6) En l’espèce, l’infraction à la LRDBH sanctionnée par l’amende litigieuse a été constatée par la police le 24 décembre 2011. La prescription était acquise trois ans plus tard, soit le 24 décembre 2014, dès lors qu’aucun jugement n’avait été prononcé à cette date, et que la décision du Scom n’était pas devenue définitive du fait du recours.

En conséquence, le recours sera admis, et la décision litigieuse sera annulée.

7) Au vu de cette issue, aucun émolument ne sera mis à la charge du recourant, (art. 87 al. 1 LPA).
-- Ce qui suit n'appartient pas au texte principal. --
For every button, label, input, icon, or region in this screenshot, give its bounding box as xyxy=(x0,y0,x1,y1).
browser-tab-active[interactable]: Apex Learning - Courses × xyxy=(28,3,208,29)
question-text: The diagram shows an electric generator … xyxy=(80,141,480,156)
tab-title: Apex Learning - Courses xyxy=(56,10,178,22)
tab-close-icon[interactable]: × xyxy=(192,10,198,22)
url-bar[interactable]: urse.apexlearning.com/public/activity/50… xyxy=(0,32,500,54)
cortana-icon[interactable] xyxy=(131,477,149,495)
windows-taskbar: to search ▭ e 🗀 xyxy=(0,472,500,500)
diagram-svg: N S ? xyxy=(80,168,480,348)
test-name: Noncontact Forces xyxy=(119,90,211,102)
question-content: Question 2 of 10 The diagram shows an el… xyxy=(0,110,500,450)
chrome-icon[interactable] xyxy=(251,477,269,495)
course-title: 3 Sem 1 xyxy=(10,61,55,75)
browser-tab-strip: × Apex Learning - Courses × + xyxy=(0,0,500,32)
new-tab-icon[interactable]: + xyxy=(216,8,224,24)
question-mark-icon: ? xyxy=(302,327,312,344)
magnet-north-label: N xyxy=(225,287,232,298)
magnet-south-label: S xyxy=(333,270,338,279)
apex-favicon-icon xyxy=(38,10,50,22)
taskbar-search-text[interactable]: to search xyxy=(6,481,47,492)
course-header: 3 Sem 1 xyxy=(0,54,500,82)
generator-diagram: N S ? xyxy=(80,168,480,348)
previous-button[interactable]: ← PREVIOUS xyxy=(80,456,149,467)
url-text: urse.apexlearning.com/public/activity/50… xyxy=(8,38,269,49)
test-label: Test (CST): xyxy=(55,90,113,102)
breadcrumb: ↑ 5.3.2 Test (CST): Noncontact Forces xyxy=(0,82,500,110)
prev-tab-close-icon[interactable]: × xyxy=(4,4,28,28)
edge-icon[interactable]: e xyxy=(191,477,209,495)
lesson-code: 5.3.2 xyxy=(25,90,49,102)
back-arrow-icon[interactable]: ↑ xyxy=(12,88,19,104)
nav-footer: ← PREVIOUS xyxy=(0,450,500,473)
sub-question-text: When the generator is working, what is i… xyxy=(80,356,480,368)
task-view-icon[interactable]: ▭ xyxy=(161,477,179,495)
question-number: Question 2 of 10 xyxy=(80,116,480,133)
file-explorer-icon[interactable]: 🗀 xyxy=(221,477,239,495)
Aucune indemnité de procédure ne lui sera allouée dès lors qu’il n’y a pas conclu et qu’il n’a pas exposé de frais (art. 87 al. 2 LPA).

* * * * *

PAR CES MOTIFS
LA CHAMBRE ADMINISTRATIVE

à la forme :

déclare recevable le recours interjeté le 21 novembre 2014 par Monsieur A______ contre la décision du service du commerce du 23 octobre 2014 ;

au fond :

l’admet ;

annule la décision du service du commerce du 23 octobre 2014;

dit qu’il n’est pas perçu d’émolument, ni alloué d’indemnité de procédure;

dit que conformément aux art. 82 ss de la loi fédérale sur le Tribunal fédéral du 17 juin 2005 (LTF - RS 173.110), le présent arrêt peut être porté dans les trente jours qui suivent sa notification par-devant le Tribunal fédéral, par la voie du recours en matière de droit public ; le mémoire de recours doit indiquer les conclusions, motifs et moyens de preuve et porter la signature du recourant ou de son mandataire ; il doit être adressé au Tribunal fédéral, 1000 Lausanne 14, par voie postale ou par voie électronique aux conditions de l’art. 42 LTF. Le présent arrêt et les pièces en possession du recourant, invoquées comme moyens de preuve, doivent être joints à l’envoi ;

communique le présent arrêt à Monsieur A______, ainsi qu'au service du commerce.

Siégeants : M. Thélin, président, Mme Junod, M. Verniory, Mme Payot Zen-Ruffinen, M. Pagan, juges.

Au nom de la chambre administrative :

la greffière-juriste :

 

 

S. Hüsler Enz

 

le président siégeant :

 

 

Ph. Thélin

 

 

 

Copie conforme de cet arrêt a été communiquée aux parties.